Una storia, quella del reclutamento attraverso il noto social network, che è stata ribadita da tanti altri naufraghi. Tutti loro, provenendo da diverse parti della Turchia, si sono ritrovati in una casa a Izmir dopo una lunga traversata all’interno di un camion con almeno altre cento persone stipate in pochissimo spazio. Insomma il carico umano è stato trasportato senza scrupoli, in condizioni ben peggiori di quelle che si usano con il bestiame.
Arrivati a Izmir, si legge ancora sul sito di Adnkronos, “ci siamo incamminati per circa tre ore in un bosco sino ad arrivare presso una spiaggia. Ci hanno raccolti tutti in un punto ed abbiamo aspettato un po’ fino a quando qualcuno ha fatto arrivare la barca con un segnale luminoso. È arrivata una prima imbarcazione e siamo stati fatti salire”. Ma la traversata per trovare la fortuna e sfuggire alla miseria, non va come previsto. Il superstite continua il racconto spiegando che “iniziato il viaggio, dopo alcune ore la barca ha avuto un’avaria ed il personale e l’equipaggio hanno fatto arrivare una seconda imbarcazione sulla quale siamo stati fatti salire”.
“La seconda imbarcazione era guidata da un turco e da un siriano. Ricordo che il siriano era di corporatura robusta ed era anche un meccanico. Poi c’era anche un altro turco che aveva un tatuaggio sullo zigomo destro che non guidava ma dava ordini a tutta l’imbarcazione. Mi è sembrato una sorta di capo perché dava gli ordini agli altri. Poi c’erano due pakistani”. Ma la sfortuna non è finita perché anche la seconda imbarcazione entra in avaria proprio quando la meta era a un passo.
La barca si è spezzata in due e lentamente è affondata
“Circa quattro ore prima dell’urto della barca è sceso nella stiva uno dei due pakistani e ci ha detto che dopo tre ore saremmo arrivati a destinazione. Lui si è ripresentato un’ora prima dello schianto dicendoci di prendere i bagagli e prepararci a scendere che eravamo quasi arrivati. All’improvviso il motore ha iniziato a fare fumo, c’era tanto fumo e puzza di olio bruciato” conclude il racconto del ragazzo. A quel punto la situazione è degenerata con la folla in preda al panico, la barca che si spezza in due e lentamente affonda mentre il turco e altri due scafisti si danno alla fuga salendo a bordo di un gommone d’emergenza. Sempre dagli atti dell’inchiesta, spunta anche un nuovo retroscena.
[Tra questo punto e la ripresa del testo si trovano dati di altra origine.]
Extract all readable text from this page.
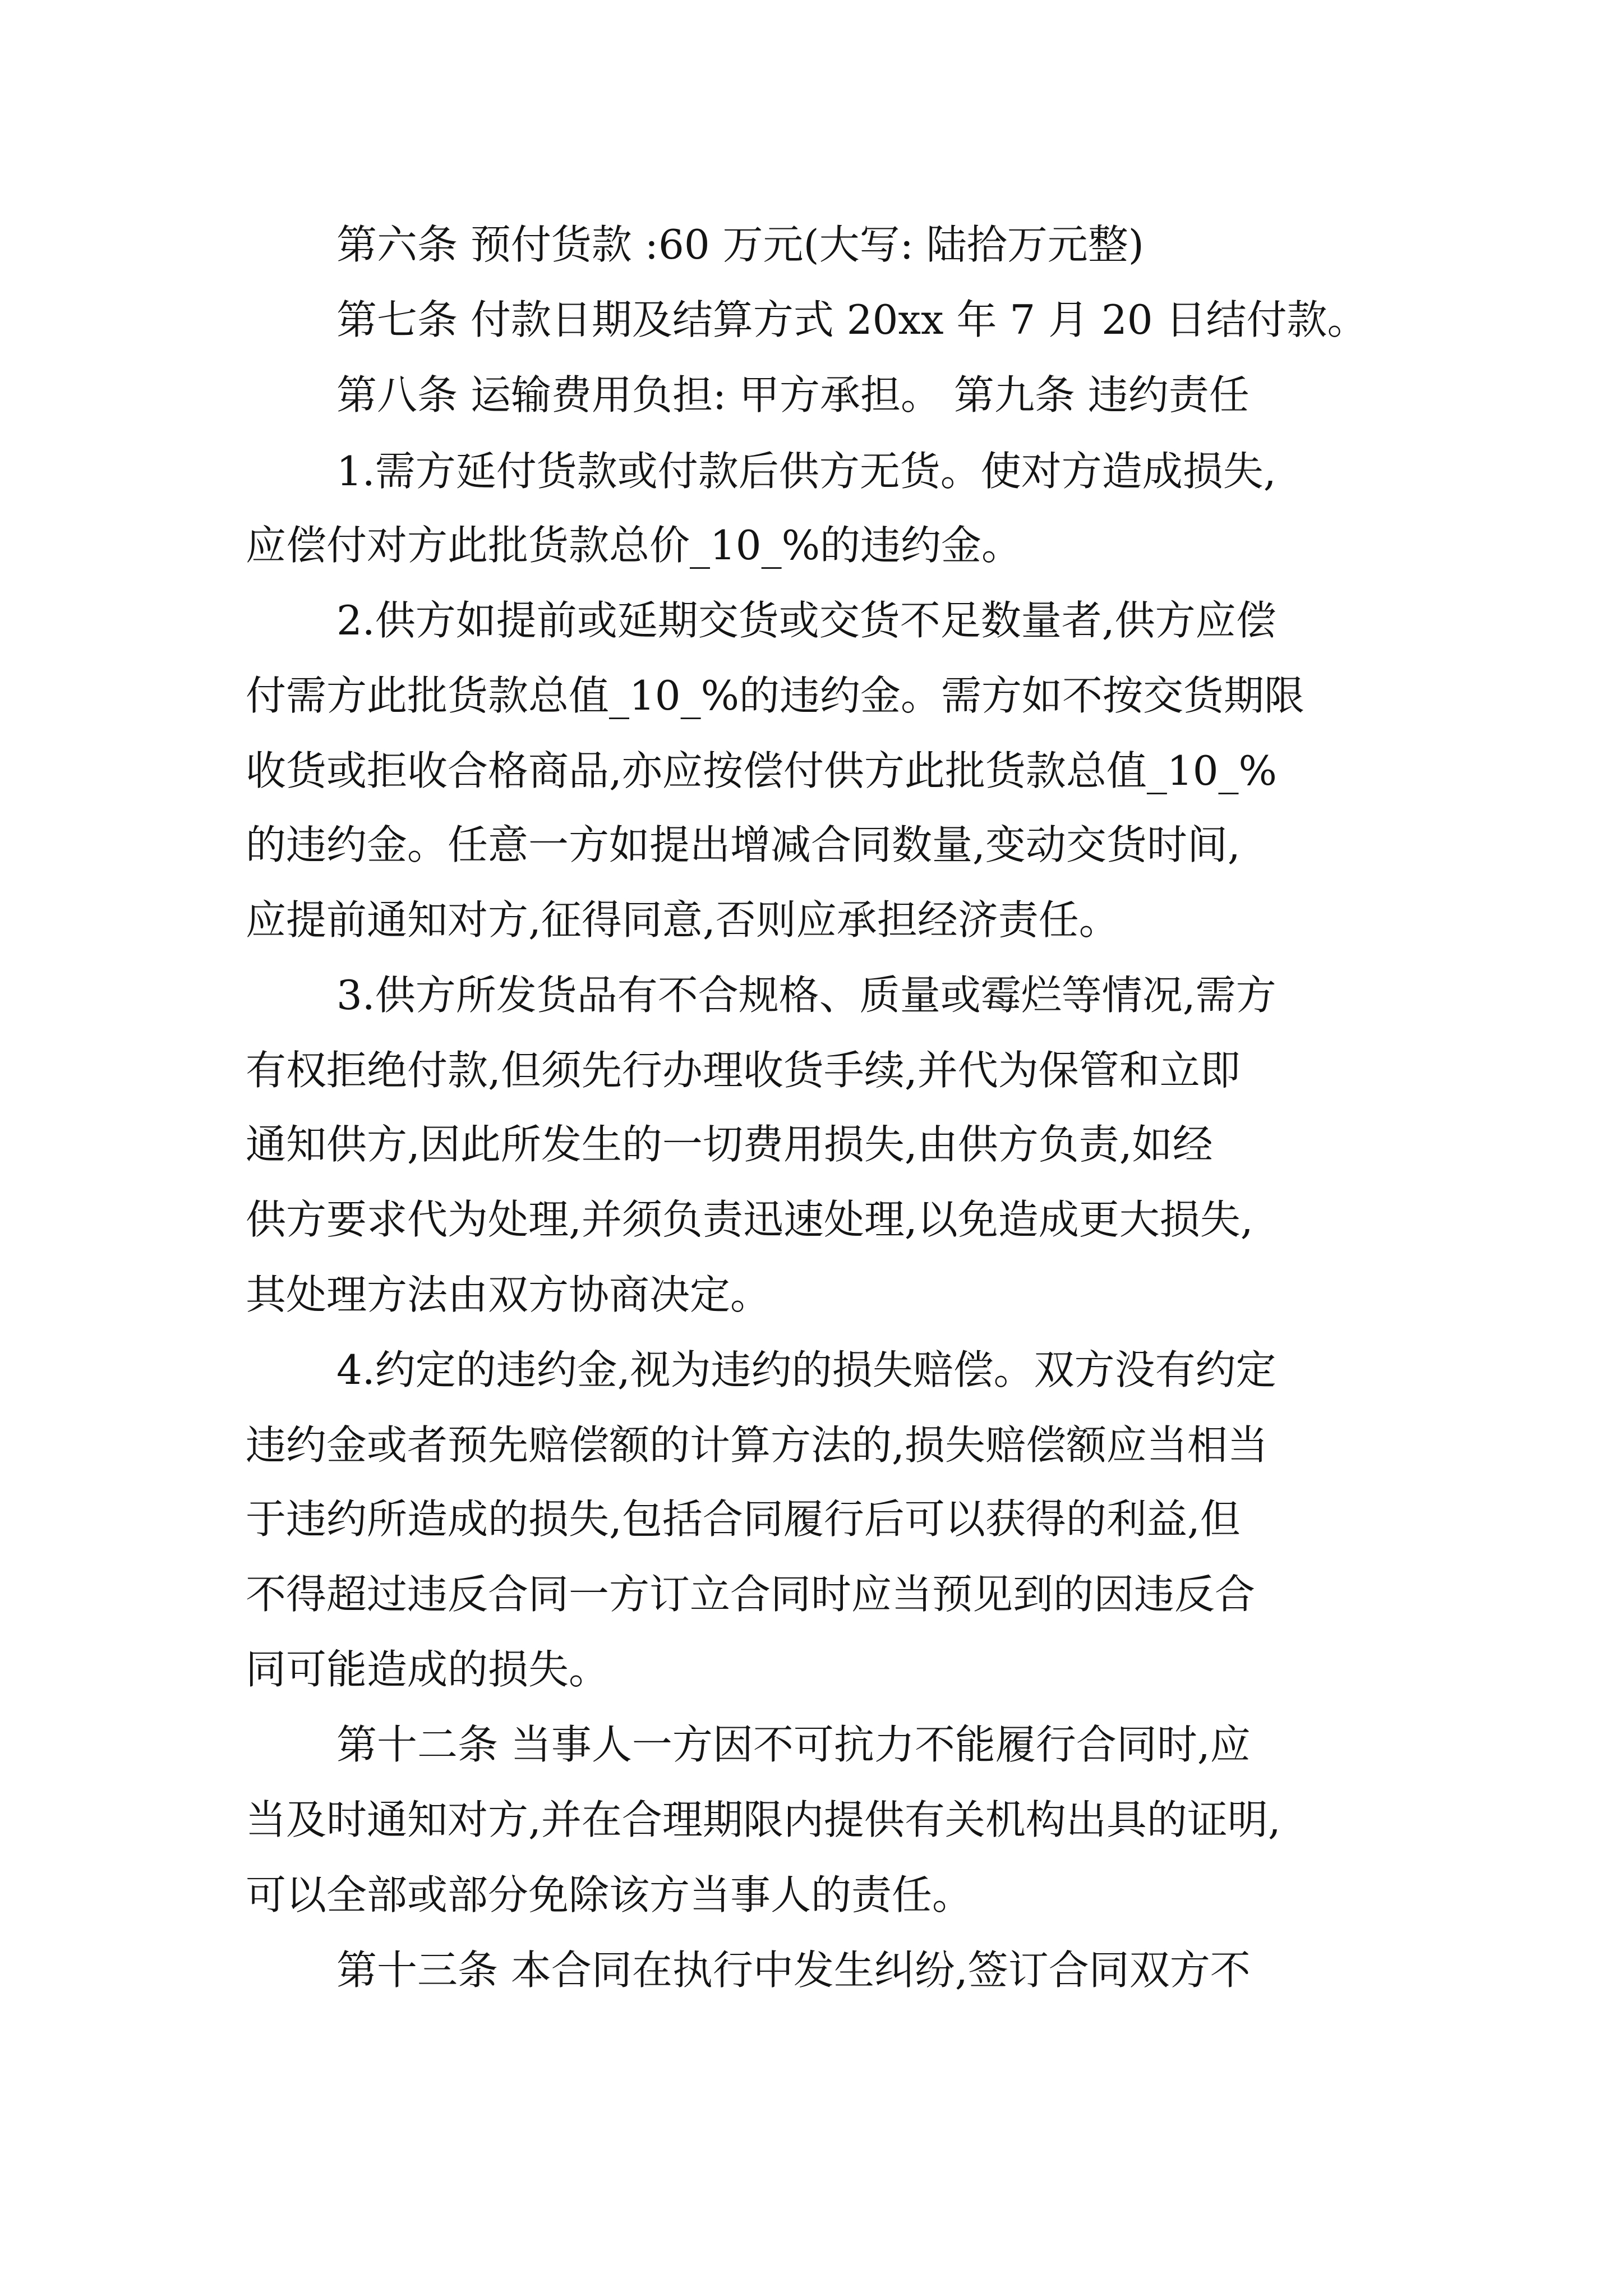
第六条 预付货款 :60 万元(大写: 陆拾万元整)
第七条 付款日期及结算方式 20xx 年 7 月 20 日结付款。
第八条 运输费用负担: 甲方承担。 第九条 违约责任
1.需方延付货款或付款后供方无货。使对方造成损失,
应偿付对方此批货款总价_10_%的违约金。
2.供方如提前或延期交货或交货不足数量者,供方应偿
付需方此批货款总值_10_%的违约金。需方如不按交货期限
收货或拒收合格商品,亦应按偿付供方此批货款总值_10_%
的违约金。任意一方如提出增减合同数量,变动交货时间,
应提前通知对方,征得同意,否则应承担经济责任。
3.供方所发货品有不合规格、质量或霉烂等情况,需方
有权拒绝付款,但须先行办理收货手续,并代为保管和立即
通知供方,因此所发生的一切费用损失,由供方负责,如经
供方要求代为处理,并须负责迅速处理,以免造成更大损失,
其处理方法由双方协商决定。
4.约定的违约金,视为违约的损失赔偿。双方没有约定
违约金或者预先赔偿额的计算方法的,损失赔偿额应当相当
于违约所造成的损失,包括合同履行后可以获得的利益,但
不得超过违反合同一方订立合同时应当预见到的因违反合
同可能造成的损失。
第十二条 当事人一方因不可抗力不能履行合同时,应
当及时通知对方,并在合理期限内提供有关机构出具的证明,
可以全部或部分免除该方当事人的责任。
第十三条 本合同在执行中发生纠纷,签订合同双方不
Stando a quanto riferito dai carabinieri che sono intervenuti sulla spiaggia di Steccato di Cutro, subito dopo la tragedia ci sarebbe stato un parapiglia. Cercando di capire cosa fosse successo sarebbe emerso un tentativo di linciaggio da parte dei superstiti nei confronti di uno degli scafisti che, probabilmente nel tentativo di eludere le forze dell’ordine che alla fine lo hanno fermato, stava provando a nascondersi tra i naufraghi.